Patrons will be able to enjoy pizzas with toppings including margherita with basil drizzle; prosciutto with arugula salad and lemon vinaigrette; or olive with local honey. Pizzas will include a vegan cheese option.

Additionally, a few salads will be offered, such as roasted beets with arugula, radicchio, gorgonzola and pistachios; and fennel with spring mix, citrus segments and mint. Appetizers will include charcuterie and cheese plates; hummus with cold roasted vegetables; and warm olives with anchovy, rosemary and lemon. Wood-fired sandwiches will be available during lunch hours.

Photo by Alex Cason
Michelada beer Bloody Mary

Sunday brunch will be served, which will pair well with the shop’s Micheladas, the beer-infused Bloody Marys they already offer.

Speaking of morning eats, Trade and Lore on the second floor of the building is joining in on the food side as well. In addition to pastries, they will begin including daily breakfast options.

Manager Caitlen Sellers said to expect homemade sourdoughs, grab-and-go options, and fresh produce — many of the Trade and Lore team members grow their own produce.

Photo by Alex Cason
Dustin Di Lorenzo

Over in the beer department, head brewer Dustin Di Lorenzo joined the team a few months ago from Newgrass Brewing Company in Shelby. He is working on bottling and canning beers; those will be rolled out over the next few months.

They are releasing a beer or two a month with a focus on sours, Berliners and pilsners.

“I like a good mix between loud and expressive beers and simple styles,” Di Lorenzo said. Expect brews with unique ingredients including Nilla Wafers, bananas and even butterfly pea flowers — which act as a natural food coloring and give beer a deep, purple color.

Weekly wine nights on Wednesdays continue at Salud, hosted by co-owner Dairelyn Glunt. Those include a $7 wine tasting from 6:30-8:30 p.m. and also half-price bottles of wine all day. On Aug. 15, she is hosting a special wine tasting for $10 that will include tastings of cheese plates and dried fruits.

Jason Glunt said Mondays will be service industry night and pasta nights, with $3.50 drafts downstairs, and $4 drafts upstairs at Salud Cerveceria.

Photo by Alex Cason

One key difference with the changes is that the beer and food parts of the shop will operate as one from here on out — no more having to pay separately. Food can be ordered both from the downstairs beer shop and upstairs at Cerveceria. Jason Glunt said he’s excited to bring everything back full circle, as they’ve gone without food since February.

Luckily, Salud has good neighbors: Down the street, Sabor Latin Street Grill stepped up and offered food delivery to the beer shop during the interim. Even still, something has been lacking, Jason Glunt said.
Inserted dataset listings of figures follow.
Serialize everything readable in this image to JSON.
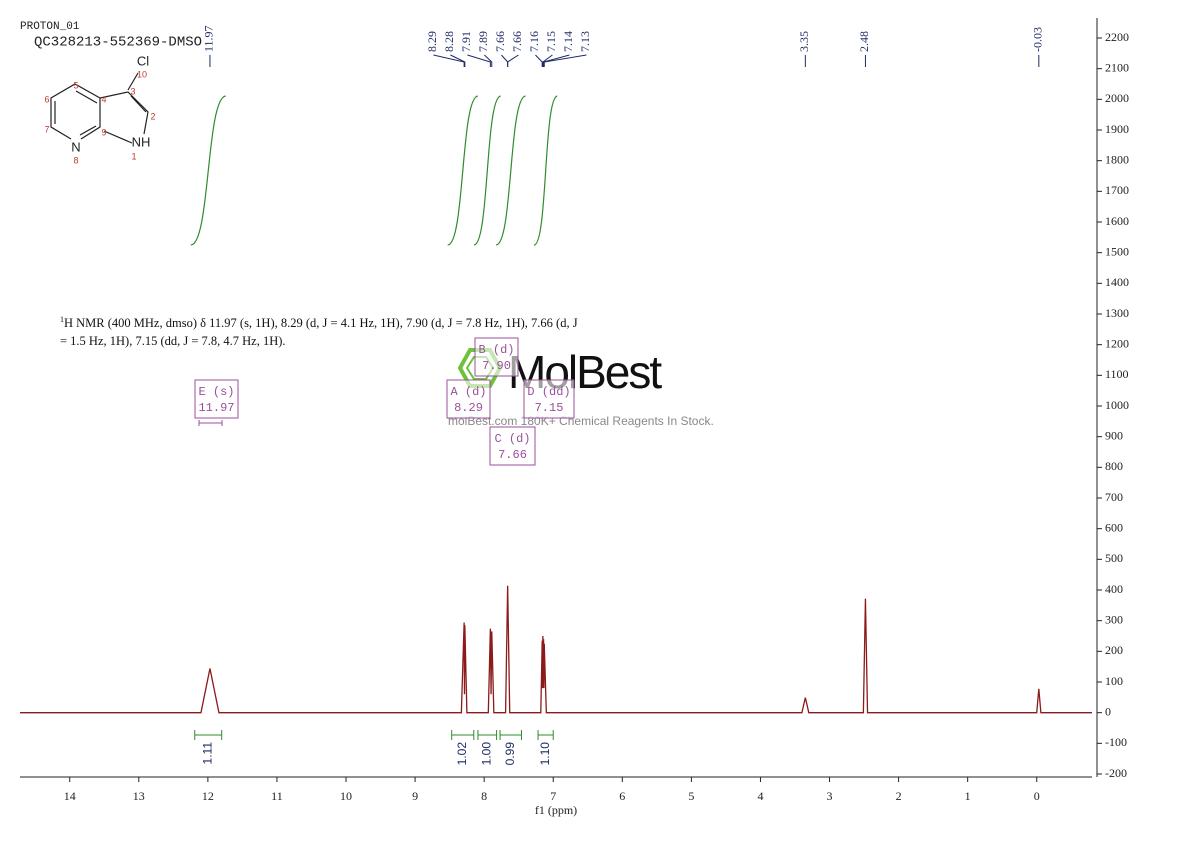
{
  "header": {
    "title": "PROTON_01",
    "sample": "QC328213-552369-DMSO"
  },
  "structure": {
    "atoms": [
      "Cl",
      "10",
      "3",
      "2",
      "4",
      "5",
      "6",
      "7",
      "9",
      "N",
      "8",
      "NH",
      "1"
    ]
  },
  "watermark": {
    "brand": "MolBest",
    "tagline": "molBest.com 180K+ Chemical Reagents In Stock."
  },
  "chart_data": {
    "type": "line",
    "xlabel": "f1 (ppm)",
    "xlim": [
      14.72,
      -0.8
    ],
    "xticks": [
      14,
      13,
      12,
      11,
      10,
      9,
      8,
      7,
      6,
      5,
      4,
      3,
      2,
      1,
      0
    ],
    "ylim": [
      -200,
      2200
    ],
    "yticks": [
      -200,
      -100,
      0,
      100,
      200,
      300,
      400,
      500,
      600,
      700,
      800,
      900,
      1000,
      1100,
      1200,
      1300,
      1400,
      1500,
      1600,
      1700,
      1800,
      1900,
      2000,
      2100,
      2200
    ],
    "y_axis_side": "right",
    "annotation": {
      "sup": "1",
      "line1": "H NMR (400 MHz, dmso) δ 11.97 (s, 1H), 8.29 (d, J = 4.1 Hz, 1H), 7.90 (d, J = 7.8 Hz, 1H), 7.66 (d, J",
      "line2": "= 1.5 Hz, 1H), 7.15 (dd, J = 7.8, 4.7 Hz, 1H)."
    },
    "series": [
      {
        "color": "#8b1a1a",
        "x": [
          14.72,
          12.1,
          11.97,
          11.84,
          8.33,
          8.29,
          8.285,
          8.28,
          8.25,
          7.94,
          7.91,
          7.9,
          7.89,
          7.86,
          7.69,
          7.66,
          7.63,
          7.18,
          7.16,
          7.155,
          7.15,
          7.145,
          7.14,
          7.135,
          7.13,
          7.1,
          3.4,
          3.35,
          3.3,
          2.51,
          2.48,
          2.45,
          0,
          -0.03,
          -0.06,
          -0.8
        ],
        "values": [
          0,
          0,
          144,
          0,
          0,
          294,
          60,
          285,
          0,
          0,
          274,
          60,
          265,
          0,
          0,
          414,
          0,
          0,
          235,
          80,
          250,
          80,
          240,
          80,
          225,
          0,
          0,
          49,
          0,
          0,
          372,
          0,
          0,
          78,
          0,
          0
        ]
      }
    ],
    "peak_labels": [
      11.97,
      8.29,
      8.28,
      7.91,
      7.89,
      7.66,
      7.66,
      7.16,
      7.15,
      7.14,
      7.13,
      3.35,
      2.48,
      -0.03
    ],
    "multiplet_color": "#9b4f9b",
    "multiplets": [
      {
        "label": "E (s)",
        "shift": "11.97"
      },
      {
        "label": "A (d)",
        "shift": "8.29"
      },
      {
        "label": "B (d)",
        "shift": "7.90"
      },
      {
        "label": "C (d)",
        "shift": "7.66"
      },
      {
        "label": "D (dd)",
        "shift": "7.15"
      }
    ],
    "integrals": {
      "color": "#2e8b2e",
      "ranges": [
        [
          12.19,
          11.8
        ],
        [
          8.47,
          8.15
        ],
        [
          8.09,
          7.82
        ],
        [
          7.77,
          7.46
        ],
        [
          7.22,
          7.0
        ]
      ],
      "values": [
        1.11,
        1.02,
        1.0,
        0.99,
        1.1
      ],
      "value_labels": [
        "1.11",
        "1.02",
        "1.00",
        "0.99",
        "1.10"
      ]
    }
  }
}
“It sucks without food, it does. From 6 to 8:30, there’s a lull. We can’t put food trucks out here,” he said, indicating toward a lack of parking space. “We’ve just been waiting to get food back. We get busy from 9:00 on. It gets busy late, but two hours of that lull is bad.”

He added: “Once we have food, we’ll have everything you need. Coffee, food and beer. Everything you need.”